Cuando se asomaba por la ventana de su casa en Wadowice, el pequeño Loleck contemplaba el viejo reloj de sol con su misteriosa inscripción: “el tiempo huye, la eternidad aguarda”. El tiempo ancho y denso de su vida en la tierra, ha concluido, y la Eternidad abraza ya a Juan Pablo II. Ahora me doy cuenta de cuán verdaderas son las palabras que pronunció al volver a su pueblo natal y recordar las imágenes familiares de su infancia: el tiempo huye, sí, pero hay una crónica del corazón que no se desvanece.
Ésa es la única crónica que hoy, entre lágrimas, deseo escribir: la del camino que él nos ha ayudado a recorrer con el testimonio de su vida, con su palabra y con sus gestos. Porque desde aquella primera aparición en la logia de San Pedro nos hizo ver que cristianismo significa vida, significa razón y libertad, gusto por construir, amor al hombre y al mundo. Y significa todo eso porque el cristianismo es la irrupción de lo divino en la carne, es Jesús resucitado que sigue presente en la historia.
Desde aquella casa de Wadowice, la providencia de Dios se encargó de preparar al hombre que la Iglesia necesitaba para esta hora crucial. Lo forjó en la buena tierra del catolicismo polaco (tan estúpidamente despreciado en algunos círculos ilustrados), lo modeló en la dura experiencia de las ideologías totalitarias pero también al calor de la solidaridad de los hombres del trabajo, y lo alimentó en la fuente del mejor pensamiento cristiano. Toda su experiencia era ajena a los complejos que han atenazado durante casi dos siglos a los católicos del occidente europeo, y por eso era el hombre providencial para guiar a la Iglesia en el tramo final del siglo XX.
¡Qué paradoja! El hombre venido del Este ha sido el instrumento para recuperar nuestra conciencia de que el cristianismo sí es moderno, que tiene carta de ciudadanía para navegar en el mundo de Internet, que sí puede responder a los desafíos que plantea la cultura nacida de la ilustración. Más aún, que seguramente es la única esperanza que le queda a esa cultura, para sanar sus heridas y evitar que se precipite en el vacío. Sí, verdaderamente ¡qué paradoja!: en su último libro “Memoria e Identidad”, el Papa tiende su mano a la orgullosa Ilustración europea.

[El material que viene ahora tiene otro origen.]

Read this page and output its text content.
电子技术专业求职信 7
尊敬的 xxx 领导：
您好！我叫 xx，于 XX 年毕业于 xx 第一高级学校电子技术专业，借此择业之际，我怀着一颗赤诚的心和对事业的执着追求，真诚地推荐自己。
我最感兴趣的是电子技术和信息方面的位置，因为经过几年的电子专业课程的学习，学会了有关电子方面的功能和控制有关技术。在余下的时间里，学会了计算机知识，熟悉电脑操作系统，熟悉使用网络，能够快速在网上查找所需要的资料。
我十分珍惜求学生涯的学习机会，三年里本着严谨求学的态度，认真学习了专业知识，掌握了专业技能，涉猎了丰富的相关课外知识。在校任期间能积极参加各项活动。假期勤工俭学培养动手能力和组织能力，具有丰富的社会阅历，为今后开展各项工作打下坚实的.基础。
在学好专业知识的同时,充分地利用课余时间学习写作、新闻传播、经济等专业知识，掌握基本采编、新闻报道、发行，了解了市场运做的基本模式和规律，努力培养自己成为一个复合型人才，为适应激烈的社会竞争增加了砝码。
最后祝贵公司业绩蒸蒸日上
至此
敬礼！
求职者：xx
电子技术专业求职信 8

Y es que el polaco sentado en la silla de Pedro conocía mejor el corazón del hombre que los siquiatras y los sociólogos, y ese corazón tantas veces frustrado y dolorido, recobraba su latido ante ese torrente de vida.
Todo esto lo hemos visto alegremente realizado en la figura de Juan Pablo II. Viéndole, hemos reconocido, sorprendidos, que existía una nueva posibilidad: que no era cierta la alternativa entre la asimilación y el encastillamiento. Esa posibilidad se llama testimonio, y él nos ha mostrado que tiene una belleza incomparable. ¿Cuál ha sido su secreto? Sólo tiene un nombre, el único nombre que Juan Pablo II ha querido decirnos en este cuarto de siglo: Jesús. Bien lo entendió Santa Catalina de Siena cuando definió al Papa como “el dulce Cristo en la tierra”. Habrá oídos (también católicos, ¡qué le vamos a hacer!) a los que esto les resultará inconveniente y excesivo, pero a mí me parece hoy de una claridad meridiana. La Eternidad ya le abraza.